Bieter was elected mayor in 2003 — and the library sign was on his agenda.
“I thought, ‘I’m going to go after that exclamation point, and I’m going to get rid of that sucker,’ ” he recalled. “I learned in about an hour and a half of being the mayor that the exclamation point is beloved in the city of Boise.”
Boise Mayor David Bieter was among those opposed to the addition of the exclamation point to the Boise Public Library sign, he said during the debut of the 2017-18 season of "Story Story Night." But once elected mayor, he quickly discovered how "beloved" it is to many city residents.
So whose idea was it? An avid library user named Howard Olivier, who at the time owned Flying Pie Pizzaria.
Olivier told the audience at Story Story Night that he was walking into the library one day in 1994 and was struck that the new sign on the side of the building did not really capture its essence. It said, simply, “Library.”  “It’s a better library than that,” Olivier recalled thinking.

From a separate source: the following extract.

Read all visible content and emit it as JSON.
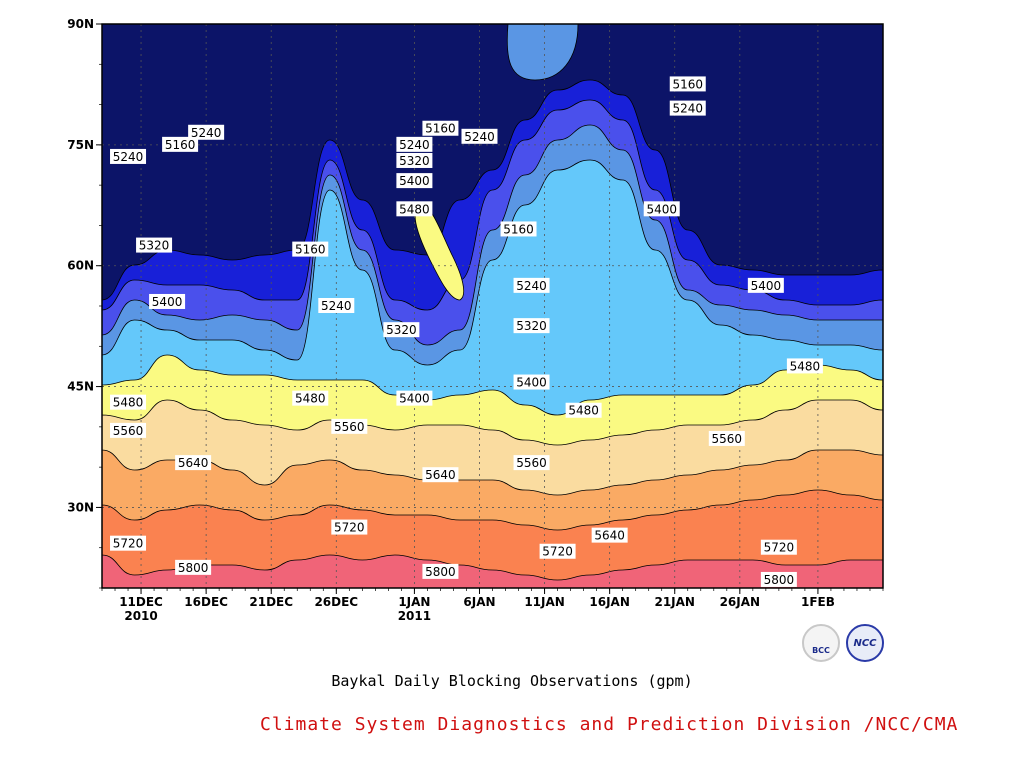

He spoke to the library’s marketing director about adding an exclamation point, and she liked the idea. He said he would pay for the addition to the sign, if she got permission for the punctuation.
Within a few weeks, she called him back.  “The gift would be welcome. Please make it happen,” he recalled. It was installed in January 1995, with a lot of fanfare and local media coverage.
Most people loved it.
“Families tell stories that when they drive by the library, their kids in the back yell ‘library’ when they see the sign,” Olivier said. “People write their checks to the library with an exclamation point. One lady came and told me … she brings all of her out-of-area guests down to look at it and she points up at it and says, ‘That is Boise.’ 
But about one in five people hated it, and Olivier recounted their concerns, some of which came via comment cards at Flying Pie.
“It was inappropriate.”
“It was unprofessional.”
“It was self-congratulatory.”
“It was puffery.”
Olivier recalled that one of the negative comment cards he received at Flying Pie was lengthy, like an essay. That was from Bieter, who admitted that he later ate crow.  “Love it or don’t love it, the exclamation point survives,” Bieter told the Story Story Night crowd.
The city has embraced the icon in myriad ways, including trademarking “Library!” and putting it on all four branch library signs. One of the branch libraries has shelves configured like exclamation points, but Bieter declined to say which one so that listeners could go discover it themselves.
“We’re going to build a new main library, and we’re going to be worthy of the exclamation point,” Bieter said.